Profitability comes from one's ability to "execute" consistently over time. Just as in sports, there is no magic formula for winning the super bowl. The guys who "outplay" the other team win. It's not terribly complicated.
Test it out all you like, to show conclusively it will not work. Life is just not as simple as some of the people on the planet. This kind of reasoning is typical of beginners. The market actually has three directions - not two. Most have no idea what they really trade nor who they really trade against. Here is a thought experiment for you. Imagine that a strategy using technical analysis is widely known. If you used it and it worked consistently to earn you profits, then what would happen to it in the long run? Please explain your answer, the reasoning, and its implications. Some time spent thinking like this will repay you enormously in my view. Just my thoughts.
if you are long and wrong..... just stand on your head next time, then click the mouse. you will get perfect trades. cheers, s
Exactly, vig is huge part of the equation and people don't even realize it. That's why I prefer to trade something liquid, volatile, and good $Tick size so commish/slippage becomes a lower percentage of each win or loss. CL ect. If you're an intraday trader vig is very important. Longer timeframes not as much.

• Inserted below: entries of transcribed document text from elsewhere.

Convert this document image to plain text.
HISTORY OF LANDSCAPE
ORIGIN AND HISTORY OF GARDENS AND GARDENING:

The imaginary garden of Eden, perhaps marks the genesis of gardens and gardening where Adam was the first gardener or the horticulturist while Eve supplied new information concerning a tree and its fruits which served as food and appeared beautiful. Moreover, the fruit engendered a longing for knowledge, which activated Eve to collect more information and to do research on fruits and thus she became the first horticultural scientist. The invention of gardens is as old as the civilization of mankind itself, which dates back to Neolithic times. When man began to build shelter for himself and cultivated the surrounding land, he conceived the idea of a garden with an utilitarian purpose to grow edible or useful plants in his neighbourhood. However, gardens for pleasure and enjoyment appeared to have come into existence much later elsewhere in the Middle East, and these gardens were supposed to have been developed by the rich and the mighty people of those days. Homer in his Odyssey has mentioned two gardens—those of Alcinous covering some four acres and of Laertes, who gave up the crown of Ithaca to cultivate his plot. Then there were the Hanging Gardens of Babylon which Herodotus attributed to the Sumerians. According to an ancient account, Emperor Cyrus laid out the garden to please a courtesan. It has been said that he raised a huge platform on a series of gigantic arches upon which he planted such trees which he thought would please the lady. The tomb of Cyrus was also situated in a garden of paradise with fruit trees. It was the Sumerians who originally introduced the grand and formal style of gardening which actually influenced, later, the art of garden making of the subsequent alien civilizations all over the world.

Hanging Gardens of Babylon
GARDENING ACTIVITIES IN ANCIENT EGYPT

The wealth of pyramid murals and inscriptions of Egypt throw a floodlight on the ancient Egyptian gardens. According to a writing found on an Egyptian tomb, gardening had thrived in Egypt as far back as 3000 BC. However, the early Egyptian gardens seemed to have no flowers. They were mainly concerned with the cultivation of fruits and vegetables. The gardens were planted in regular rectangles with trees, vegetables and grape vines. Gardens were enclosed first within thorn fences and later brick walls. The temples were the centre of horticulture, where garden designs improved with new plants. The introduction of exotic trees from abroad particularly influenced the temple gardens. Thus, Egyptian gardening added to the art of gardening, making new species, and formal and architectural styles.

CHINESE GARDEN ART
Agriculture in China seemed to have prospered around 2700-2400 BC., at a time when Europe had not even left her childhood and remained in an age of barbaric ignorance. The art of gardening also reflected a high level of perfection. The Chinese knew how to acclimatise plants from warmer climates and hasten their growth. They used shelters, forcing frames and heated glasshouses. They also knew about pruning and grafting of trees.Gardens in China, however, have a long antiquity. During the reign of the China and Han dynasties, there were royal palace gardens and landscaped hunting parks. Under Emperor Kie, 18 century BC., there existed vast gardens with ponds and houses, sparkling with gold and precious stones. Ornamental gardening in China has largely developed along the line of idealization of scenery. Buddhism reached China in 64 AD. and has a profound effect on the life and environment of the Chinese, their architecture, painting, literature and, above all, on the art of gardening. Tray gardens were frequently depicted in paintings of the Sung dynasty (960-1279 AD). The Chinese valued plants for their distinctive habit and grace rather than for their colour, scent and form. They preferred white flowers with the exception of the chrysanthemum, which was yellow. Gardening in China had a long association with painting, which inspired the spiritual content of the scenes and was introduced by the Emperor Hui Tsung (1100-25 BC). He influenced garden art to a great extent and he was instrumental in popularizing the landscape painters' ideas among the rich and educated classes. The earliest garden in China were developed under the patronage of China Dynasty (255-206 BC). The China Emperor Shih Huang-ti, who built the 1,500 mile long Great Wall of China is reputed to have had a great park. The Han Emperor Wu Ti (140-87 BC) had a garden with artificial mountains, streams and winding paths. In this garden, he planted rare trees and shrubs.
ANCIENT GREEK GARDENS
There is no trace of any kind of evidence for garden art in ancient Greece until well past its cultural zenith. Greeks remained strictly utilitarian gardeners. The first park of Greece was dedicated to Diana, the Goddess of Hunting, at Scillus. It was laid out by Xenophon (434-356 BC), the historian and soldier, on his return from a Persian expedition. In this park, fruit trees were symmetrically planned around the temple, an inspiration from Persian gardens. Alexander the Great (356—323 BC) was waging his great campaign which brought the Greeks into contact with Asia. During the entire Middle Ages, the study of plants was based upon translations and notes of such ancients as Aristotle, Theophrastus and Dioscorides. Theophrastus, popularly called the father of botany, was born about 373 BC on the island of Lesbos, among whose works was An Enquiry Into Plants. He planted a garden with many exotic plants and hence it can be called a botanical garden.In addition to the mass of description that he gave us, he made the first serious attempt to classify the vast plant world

Ability is not enough. You need an edge. If a team doesn't have an edge in terms of player skill, consistency will not suffice. I have met many people who were diligent, consistent and hard working but they did not make it because they did not have an edge in their business. Trading is many things all together 1. edge 2. discipline 3. money management 4. adequate capitalization 5. luck (you do need some of that too) Order of importance changes based on strategy type; TF has 2 first. HFT has 4 first. Swing has 1 first. Not one single answer.
Or it could be that all successful traders just got lucky for a while and the smart ones quit while they were making money while the rest lost it all or will eventually lose it all. You put 1,000,000 monkeys in front of trading screens for a year and their PL distribution will form a Gaussian. The positive tail end of that Gaussian might even spill into profitability. Do those monkeys have an edge?